Bisognerà vedere come si svilupperà il rapporto con Fi, che ripropone un solo consigliere, anche se è un personaggio notissimo come Pierino Naretti.

Sarà curioso anche vedere come si svilupperà il rapporto di coabitazione con la Lega di Noi con Salvini, che ad Anagni è collegata al centrodestra, anche se a livello nazionale questo rapporto si è frantumato. Quello della Lega è un capitolo delicato, tra l’altro, perché proprio lì il centrodestra rischiò la spaccatura pochi giorni prima della designazione del candidato Natalia. Quando, all’epoca, il coordinatore regionale Francesco Zicchieri volle provare ad imporre un proprio candidato e cioè Vittorio D’Ercole. Poi tutto si ricompose. Una pace o una tregua?

Interrogativo legato all’evidenza del grande successo dello stesso Vittorio D’Ercole, il consigliere più votato in assoluto con 459 voti, seguito proprio da Alessandro Cardinali con 430 voti.

Forze politiche a parte, il centrodestra di Natalia vede anche forze civiche, ma chiaramente di area. Con ritorni importanti, come quello di Danilo Tuffi già assessore ai Servizi Sociali con Franco Fiorito, e Simone Pace eletti uno nella lista per Anagni e l’altro nella lista Anagni domani. Senza contare Giuseppe De Luca, eletto con Polo Civico, e già transitato nell’ultimo consiglio comunale.

Insomma, il centro destra di Natalia ha scelto di mettere insieme forze e soggetti già conosciuti. Una sorta di usato sicuro, con poche novità ed una ricerca dell’effetto-esperienza.

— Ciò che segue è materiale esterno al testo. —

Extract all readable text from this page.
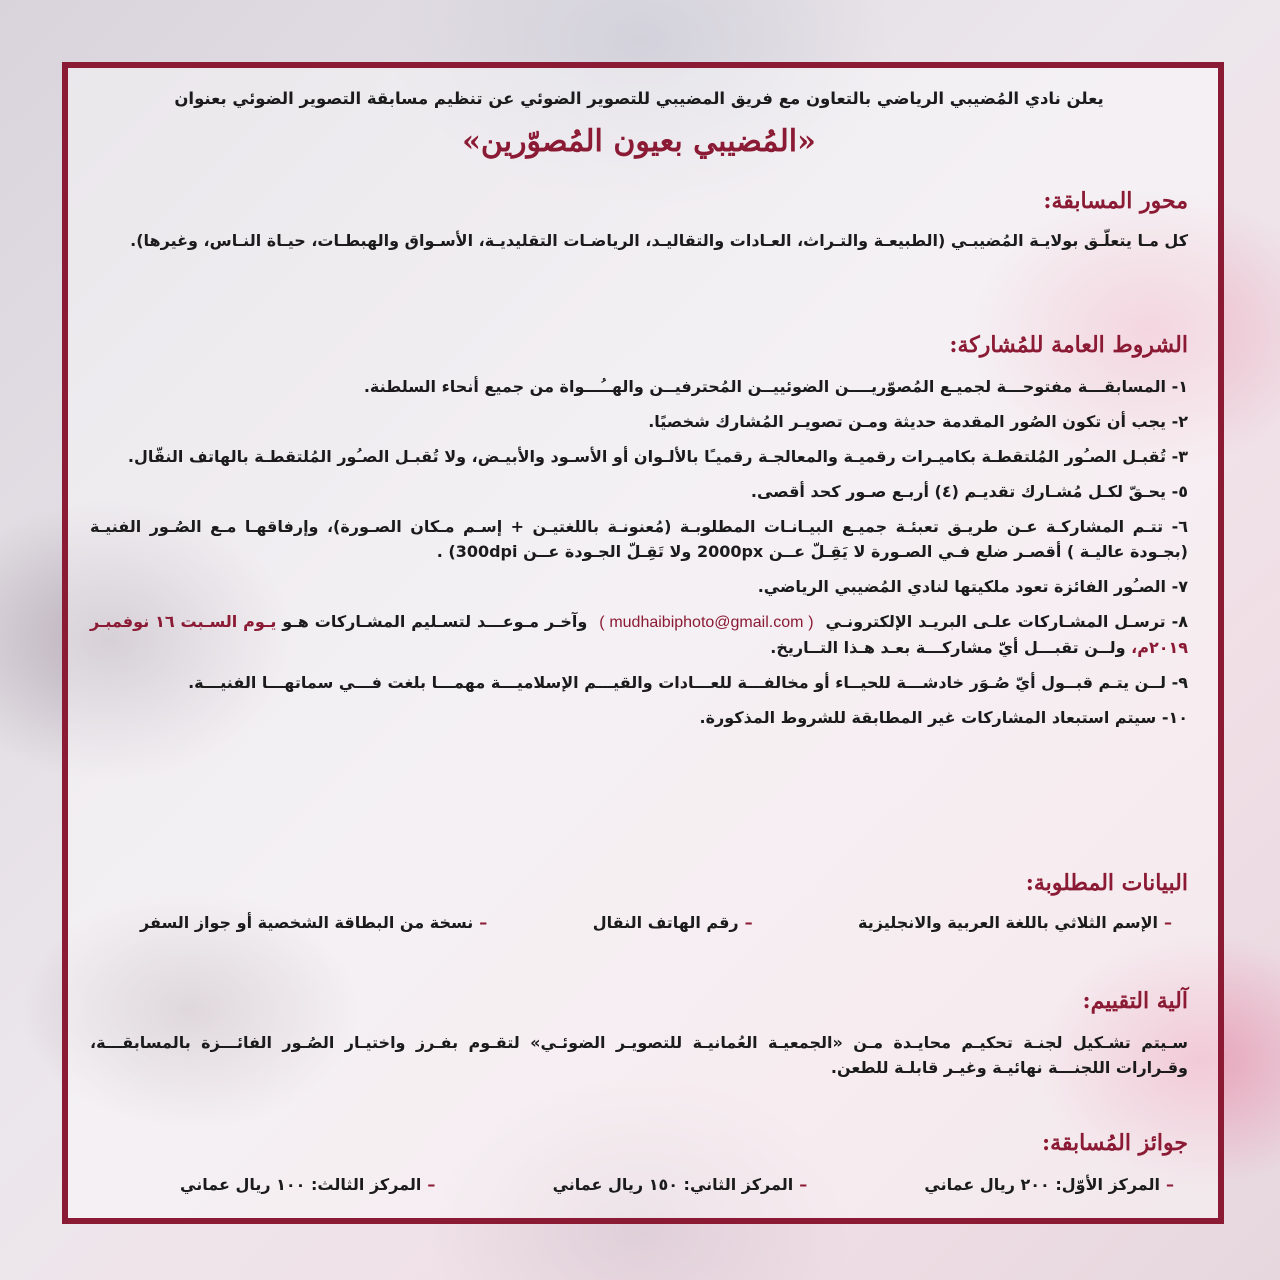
يعلن نادي المُضيبي الرياضي بالتعاون مع فريق المضيبي للتصوير الضوئي عن تنظيم مسابقة التصوير الضوئي بعنوان

«المُضيبي بعيون المُصوّرين»
محور المسابقة:

كل مـا يتعلّـق بولايـة المُضيبـي (الطبيعـة والتـراث، العـادات والتقاليـد، الرياضـات التقليديـة، الأسـواق والهبطـات، حيـاة النـاس، وغيرها).

الشروط العامة للمُشاركة:

١- المسابقـــة مفتوحـــة لجميـع المُصوّريــــن الضوئييــن المُحترفيــن والهــُـــواة من جميع أنحاء السلطنة.

٢- يجب أن تكون الصُور المقدمة حديثة ومـن تصويـر المُشارك شخصيًا.

٣- تُقبـل الصـُور المُلتقطـة بكاميـرات رقميـة والمعالجـة رقميـًا بالألـوان أو الأسـود والأبيـض، ولا تُقبـل الصـُور المُلتقطـة بالهاتف النقّال.

٥- يحـقّ لكـل مُشـارك تقديـم (٤) أربـع صـور كحد أقصى.

٦- تتـم المشاركـة عـن طريـق تعبئـة جميـع البيـانـات المطلوبـة (مُعنونـة باللغتيـن + إسـم مـكان الصـورة)، وإرفاقهـا مـع الصُـور الفنيـة (بجـودة عاليـة ) أقصـر ضلع فـي الصـورة لا يَقِـلّ عــن 2000px ولا تَقِـلّ الجـودة عــن 300dpi) .

٧- الصـُور الفائزة تعود ملكيتها لنادي المُضيبي الرياضي.

٨- ترسـل المشـاركات علـى البريـد الإلكترونـي ( mudhaibiphoto@gmail.com ) وآخـر مـوعـــد لتسـليم المشـاركات هـو يـوم السـبت ١٦ نوفمبـر ٢٠١٩م، ولــن تقبـــل أيّ مشاركـــة بعـد هـذا التــاريخ.

٩- لــن يتـم قبــول أيّ صُـوَر خادشـــة للحيــاء أو مخالفـــة للعـــادات والقيـــم الإسلاميـــة مهمـــا بلغت فـــي سماتهـــا الفنيـــة.

١٠- سيتم استبعاد المشاركات غير المطابقة للشروط المذكورة.

البيانات المطلوبة:
–الإسم الثلاثي باللغة العربية والانجليزية
–رقم الهاتف النقال
–نسخة من البطاقة الشخصية أو جواز السفر
آلية التقييم:

سـيتم تشـكيل لجنـة تحكيـم محايـدة مـن «الجمعيـة العُمانيـة للتصويـر الضوئـي» لتقـوم بفـرز واختيـار الصُـور الفائـــزة بالمسابقـــة، وقـرارات اللجنـــة نهائيـة وغيـر قابلـة للطعن.

جوائز المُسابقة:
–المركز الأوّل: ٢٠٠ ريال عماني
–المركز الثاني: ١٥٠ ريال عماني
–المركز الثالث: ١٠٠ ريال عماني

Il problema vero potrebbe crearsi in sede di formazione della giunta. Cardinali, Pace, D’Ercole dovrebbero avere posti già assegnati. Per il resto Natalia dovrà armonizzare spinte contrastanti, facendo più l’equilibrista che il sindaco.

 

La coalizione di Tasca

La realtà della coalizione Anagni Terra Nostra di Daniele Tasca è invece molto diversa.

L’effetto novità in caso di affermazione di Tasca sarebbe notevole. E certamente porterebbe tante facce nuove in consiglio. Con esponenti provenienti dall’impresa e dalla realtà locale.

L’intera campagna elettorale è stata giocata su due capisaldi. Il primo: l’esperienza sotto il profilo tecnico che Daniele Tasca può assicurare, dall’alto dei suoi trent’anni in Regione Lazio dove è dirigente. Il secondo: il cambiamento. Che può essere l’asso nella manica: può essere vero cambiamento quello proposto dal suo avversario dal momento che porterebbe in Consiglio personaggi già noti alle aule?

Poiché ogni medaglia ha due facce, nei punti di forza è possibile individuare anche quelli di debolezza. E quindi: fatta salva l’esperienza di carattere amministrativo del sindaco, l’assenza di esperienza politica nei neo Consiglieri sarebbe un vero vantaggio?

Inoltre. In un quadro politico – amministrativo di questo tipo, il Consiglio sarebbe di fatto egemonizzato, sotto il profilo politico, da Casapound, che porterebbe tre esponenti in maggioranza. Rendendo la lista della tartaruga il gruppo politico più rilevante in Aula.

Mutatis mutandis, nella ipotetica maggioranza di Tasca, Casapound sarebbe il Pd della situazione? Il referente politico principale. Difficile sostenere che lo si potrebbe trattare come ogni altra lista.

 

Posizioni chiare

Al di là di ogni altra considerazione, le posizioni politiche e le differenze tra i due schieramenti sono nette. Il che mette gli elettori in una condizione molto facile per decidere: basta avere chiaro in mente cosa si vuole.